- Interactive map of Peter Mathews Memorial Skate Garden
- Type: Skatepark
- Location: St. Louis
- Coordinates: 38°35′18″N 90°15′54″W﻿ / ﻿38.588271°N 90.265055°W
- Area: 14,000 sq ft
- Open: All year
- Terrain: Concrete
- Public transit: MetroBus

= Peter Mathews Memorial Skate Garden =

First legal skatepark in St. Louis, Missouri

Peter Mathews Memorial Skate Garden is St. Louis' first legal outdoor public skate park.

== History ==
The Peter Mathews Memorial Skate Garden is built on a Brownfield site of a Bevo Mill former gas station, auto repair, and radiator service station that ceased operating in 1988. Since 1999, the City of Saint Louis has owned the 14,000-square-foot property through the Land Reutilization Authority. Cleanup of the lot began in 2003. Impressed by how they maintained their DIY skatepark, the City of Saint Louis rented the current site of the Peter Mathews Memorial Skate Garden to the KHVT.

=== Kinghighway D.I.Y. skatespot ===
A group of local skaters between 2009 and 2015 built the Kinghighway D.I.Y. skatespot under the South Kinghshighway viaduct. When the elevated roadway was demolished in July 2015, St. Louis was left with no free public skateparks.
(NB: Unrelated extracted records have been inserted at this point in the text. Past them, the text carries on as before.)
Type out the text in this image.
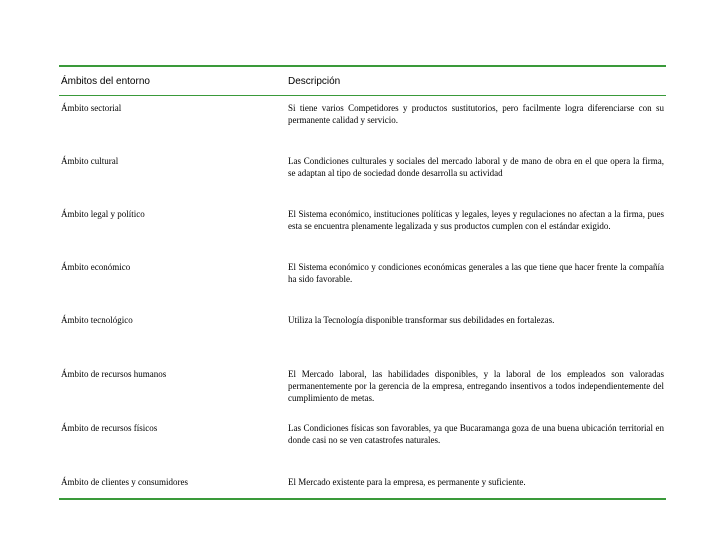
Ámbitos del entorno	Descripción
Ámbito sectorial	Si tiene varios Competidores y productos sustitutorios, pero facilmente logra diferenciarse con su permanente calidad y servicio.
Ámbito cultural	Las Condiciones culturales y sociales del mercado laboral y de mano de obra en el que opera la firma, se adaptan al tipo de sociedad donde desarrolla su actividad
Ámbito legal y político	El Sistema económico, instituciones políticas y legales, leyes y regulaciones no afectan a la firma, pues esta se encuentra plenamente legalizada y sus productos cumplen con el estándar exigido.
Ámbito económico	El Sistema económico y condiciones económicas generales a las que tiene que hacer frente la compañía ha sido favorable.
Ámbito tecnológico	Utiliza la Tecnología disponible transformar sus debilidades en fortalezas.
Ámbito de recursos humanos	El Mercado laboral, las habilidades disponibles, y la laboral de los empleados son valoradas permanentemente por la gerencia de la empresa, entregando insentivos a todos independientemente del cumplimiento de metas.
Ámbito de recursos físicos	Las Condiciones físicas son favorables, ya que Bucaramanga goza de una buena ubicación territorial en donde casi no se ven catastrofes naturales.
Ámbito de clientes y consumidores	El Mercado existente para la empresa, es permanente y suficiente.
The group organized themselves into a non-profit the Kingshighway Vigilante Transitions (KHVT) and petitioned the city for a space to build the first free-to-the-public, legal skate park in the City of St. Louis.

=== Peter Mathews ===
The skate garden was named for Peter Mathews, a local skater who died tragically in a car crash.